Jackson, Ramirez, and Stewart, in conversation with NewNowNext.
“I was born with certain privileges, and I’ve earned certain privileges, and I want to use them to lift other people up, to bring other people with me,” Ramirez told NewNowNext.
Neither Stewart, whom Ramirez recommended for the role of Nina, nor Shantira Jackson, who plays the third member of the triad, the masc of center Lenny, seemed fully ready to believe they were being given such an opportunity.
When Jones pointed out that Stewart hadn’t revealed that they were involved in the project, despite the two being friends, they explained it was our of a sense of self-protection.
“A lot of it is that I’ve grown up in this world as a black trans woman who came from Birmingham, Alabama, and found my way to New York City. That feels precocious enough. I think girls like us have kind of been trained to never trust that it’s going to happen until it happens,” they said.
Jackson told NewNowNext when Manley “slid into her DMs” she first thought she was being scammed because it sounded too good to be true.
“I think that it was really cool that I got to be a person,” Jackson said.
“I have seen white people feel everything. Everything; every version of rage, every version of sadness, every version of joy, or curiosity, or confusion, and I’ve only seen myself be a couple of versions of those things.”
Stewart made it clear they wanted the third partner to not be a white person, saying they are “dedicated to showing black love onscreen in all of its many facets.”
“I think we have enough stories of seeing black queer love attached to whiteness,” they added.
While love, growth, and acceptance is at the center of this story, the struggles of finding oneself when not in majority culture are not shied away from, but rather explored with unflinching honesty.
Nina is forced to reckon with the realization that even the one way in which they saw themselves as fitting a classic narrative is flawed, and must be reconsidered so that space can be made for what is likely a better, more expansive, and more realistic way to contextualize and experience love.
“But there’s a mourning period when you realize what this world is,” Stewart says. “And I’m not saying the world is all bad. The world is difficult as well as beautiful, and sometimes its beauty is difficult. Sometimes its difficulty is beauty. And in that, in the recognition of what that is, there is a mourning period. Because you mourn what it was like when you could walk through the world with rose-colored glasses.”
There are whispers of the possibility of a fourth season, and Ramirez says she is interested in telling more stories she’s been “sitting on,” including some more drawn from her own life.
“I was born in Mexico, I was put on a plane at seven years old, and told, ‘I’ll see you in two weeks,’ and not much more was said,” Ramirez shares.
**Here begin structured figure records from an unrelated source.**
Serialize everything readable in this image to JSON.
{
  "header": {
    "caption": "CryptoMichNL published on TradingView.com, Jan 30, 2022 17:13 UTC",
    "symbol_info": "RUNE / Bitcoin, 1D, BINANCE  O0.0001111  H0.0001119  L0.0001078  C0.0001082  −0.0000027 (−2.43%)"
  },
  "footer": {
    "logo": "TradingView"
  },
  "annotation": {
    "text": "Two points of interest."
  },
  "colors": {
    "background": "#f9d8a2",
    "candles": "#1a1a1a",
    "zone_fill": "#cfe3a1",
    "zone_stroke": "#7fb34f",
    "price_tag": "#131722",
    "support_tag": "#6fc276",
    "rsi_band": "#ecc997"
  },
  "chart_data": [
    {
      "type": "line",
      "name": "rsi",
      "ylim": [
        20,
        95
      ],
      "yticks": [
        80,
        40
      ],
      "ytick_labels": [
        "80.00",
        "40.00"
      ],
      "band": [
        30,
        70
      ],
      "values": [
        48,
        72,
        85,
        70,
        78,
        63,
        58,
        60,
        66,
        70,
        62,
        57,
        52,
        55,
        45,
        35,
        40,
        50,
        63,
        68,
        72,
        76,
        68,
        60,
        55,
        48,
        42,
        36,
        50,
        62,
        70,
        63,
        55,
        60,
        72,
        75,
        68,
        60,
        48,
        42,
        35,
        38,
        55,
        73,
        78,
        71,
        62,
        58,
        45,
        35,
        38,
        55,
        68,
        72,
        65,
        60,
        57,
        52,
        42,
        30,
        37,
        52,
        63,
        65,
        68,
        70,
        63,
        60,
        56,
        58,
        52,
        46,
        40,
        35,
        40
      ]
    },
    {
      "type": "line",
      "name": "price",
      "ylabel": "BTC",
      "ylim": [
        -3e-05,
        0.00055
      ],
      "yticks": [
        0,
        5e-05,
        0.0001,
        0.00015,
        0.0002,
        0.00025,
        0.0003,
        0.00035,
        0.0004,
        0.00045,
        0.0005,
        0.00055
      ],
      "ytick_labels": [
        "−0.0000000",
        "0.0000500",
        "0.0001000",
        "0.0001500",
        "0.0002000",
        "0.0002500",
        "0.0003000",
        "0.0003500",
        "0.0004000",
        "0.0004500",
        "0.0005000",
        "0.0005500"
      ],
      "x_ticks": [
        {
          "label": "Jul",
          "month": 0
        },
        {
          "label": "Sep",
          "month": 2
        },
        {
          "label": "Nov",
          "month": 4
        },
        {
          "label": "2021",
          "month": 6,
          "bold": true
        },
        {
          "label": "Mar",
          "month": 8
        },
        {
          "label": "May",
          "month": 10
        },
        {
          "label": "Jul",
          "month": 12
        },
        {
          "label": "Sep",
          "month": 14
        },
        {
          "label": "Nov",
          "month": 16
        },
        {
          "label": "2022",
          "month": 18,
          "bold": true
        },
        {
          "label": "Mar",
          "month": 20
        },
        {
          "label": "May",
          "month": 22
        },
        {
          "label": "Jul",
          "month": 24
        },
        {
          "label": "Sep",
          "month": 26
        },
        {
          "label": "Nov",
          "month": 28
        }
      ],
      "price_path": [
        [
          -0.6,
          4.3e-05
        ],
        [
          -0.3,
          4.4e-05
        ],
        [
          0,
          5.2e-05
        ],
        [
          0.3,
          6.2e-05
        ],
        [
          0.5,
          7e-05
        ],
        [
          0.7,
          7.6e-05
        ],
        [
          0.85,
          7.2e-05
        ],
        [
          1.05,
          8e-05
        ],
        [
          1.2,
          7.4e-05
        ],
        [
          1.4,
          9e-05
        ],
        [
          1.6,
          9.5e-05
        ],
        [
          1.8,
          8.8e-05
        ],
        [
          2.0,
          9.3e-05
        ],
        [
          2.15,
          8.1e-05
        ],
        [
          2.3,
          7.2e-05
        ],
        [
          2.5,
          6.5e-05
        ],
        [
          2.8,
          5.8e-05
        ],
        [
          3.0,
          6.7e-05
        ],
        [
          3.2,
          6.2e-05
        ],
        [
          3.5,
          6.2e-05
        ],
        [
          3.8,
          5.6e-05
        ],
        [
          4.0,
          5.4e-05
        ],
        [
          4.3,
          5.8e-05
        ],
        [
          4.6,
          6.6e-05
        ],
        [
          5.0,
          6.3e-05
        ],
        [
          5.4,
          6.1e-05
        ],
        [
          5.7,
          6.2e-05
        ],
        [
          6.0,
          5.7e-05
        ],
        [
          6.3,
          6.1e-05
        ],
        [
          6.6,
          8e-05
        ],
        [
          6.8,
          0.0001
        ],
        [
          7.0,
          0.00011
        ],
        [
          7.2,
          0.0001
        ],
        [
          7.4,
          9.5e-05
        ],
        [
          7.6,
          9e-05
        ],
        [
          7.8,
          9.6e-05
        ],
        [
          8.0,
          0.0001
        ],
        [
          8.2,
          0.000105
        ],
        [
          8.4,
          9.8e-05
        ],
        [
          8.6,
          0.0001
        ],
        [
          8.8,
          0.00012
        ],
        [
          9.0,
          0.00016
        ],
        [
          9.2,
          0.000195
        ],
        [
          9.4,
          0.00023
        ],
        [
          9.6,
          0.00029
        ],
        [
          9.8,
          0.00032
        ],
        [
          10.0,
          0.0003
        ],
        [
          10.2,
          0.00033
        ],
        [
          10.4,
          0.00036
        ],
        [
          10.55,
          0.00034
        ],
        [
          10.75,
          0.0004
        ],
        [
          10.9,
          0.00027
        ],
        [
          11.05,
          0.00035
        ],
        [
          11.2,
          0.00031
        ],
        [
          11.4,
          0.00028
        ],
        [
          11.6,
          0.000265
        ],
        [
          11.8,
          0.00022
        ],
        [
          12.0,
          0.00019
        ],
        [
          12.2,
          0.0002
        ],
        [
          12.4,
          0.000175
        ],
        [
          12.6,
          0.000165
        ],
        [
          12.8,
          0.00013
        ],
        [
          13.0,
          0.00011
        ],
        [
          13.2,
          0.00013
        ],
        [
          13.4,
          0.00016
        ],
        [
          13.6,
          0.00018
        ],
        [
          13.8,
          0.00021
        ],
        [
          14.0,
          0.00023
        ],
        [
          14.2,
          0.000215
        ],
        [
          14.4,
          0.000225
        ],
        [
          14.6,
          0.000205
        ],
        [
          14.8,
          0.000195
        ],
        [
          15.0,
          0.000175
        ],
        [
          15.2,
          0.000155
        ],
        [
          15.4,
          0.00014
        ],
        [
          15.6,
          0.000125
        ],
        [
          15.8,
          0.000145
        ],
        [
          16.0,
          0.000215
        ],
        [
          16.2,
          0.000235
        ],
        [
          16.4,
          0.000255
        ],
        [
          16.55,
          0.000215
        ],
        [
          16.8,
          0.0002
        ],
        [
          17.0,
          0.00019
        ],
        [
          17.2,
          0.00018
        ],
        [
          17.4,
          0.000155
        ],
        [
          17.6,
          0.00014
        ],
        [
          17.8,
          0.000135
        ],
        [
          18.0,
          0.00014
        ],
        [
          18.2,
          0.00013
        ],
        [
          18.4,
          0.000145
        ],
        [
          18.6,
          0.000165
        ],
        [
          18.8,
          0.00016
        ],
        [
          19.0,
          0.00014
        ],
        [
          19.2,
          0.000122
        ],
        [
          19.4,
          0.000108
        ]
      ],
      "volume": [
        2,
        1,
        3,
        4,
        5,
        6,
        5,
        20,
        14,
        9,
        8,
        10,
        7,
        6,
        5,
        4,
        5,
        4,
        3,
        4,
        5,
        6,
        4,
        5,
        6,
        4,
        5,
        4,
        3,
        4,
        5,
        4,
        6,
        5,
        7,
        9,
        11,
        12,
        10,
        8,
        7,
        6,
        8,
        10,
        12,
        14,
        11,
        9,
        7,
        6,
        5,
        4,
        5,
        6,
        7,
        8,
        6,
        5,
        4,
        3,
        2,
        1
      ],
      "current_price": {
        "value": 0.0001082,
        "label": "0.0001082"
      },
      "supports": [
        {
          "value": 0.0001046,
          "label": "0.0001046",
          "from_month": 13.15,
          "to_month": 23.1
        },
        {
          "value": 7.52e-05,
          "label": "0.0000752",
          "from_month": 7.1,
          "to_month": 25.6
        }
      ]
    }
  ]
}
“I grew up in Southern California, where xenophobia against Mexicans exists big time, and it’s internalized by brown people as well and projected back out. So very early on I had accumulated a ton of trauma, even at the age of seven; and then culture shock and divorce trauma, which is the reason I got put on a plane and sent to the U.S.
“So that double consciousness that Ianne speaks of, I’m constantly walking the world with, and I’ve collected all of these experiences and stories along the way about what that’s like for a little brown girl growing up who’s biracial, and doesn’t quite fit in anywhere, and isn’t 100% welcome anywhere, and is checking off all these boxes and yet doesn’t feel like they belong.”
Ramirez said this first foray into exploring those stories was carried out with the perfect cast and crew, allowing for such personal experiences, as well as inclusive imaginings, to be given the respect and space necessary for them to fully come to light as art.
Season 3 of The Feels will continue to be rolled out each day with a new episode throughout the month of June. All episodes are available to watch for free on YouTube.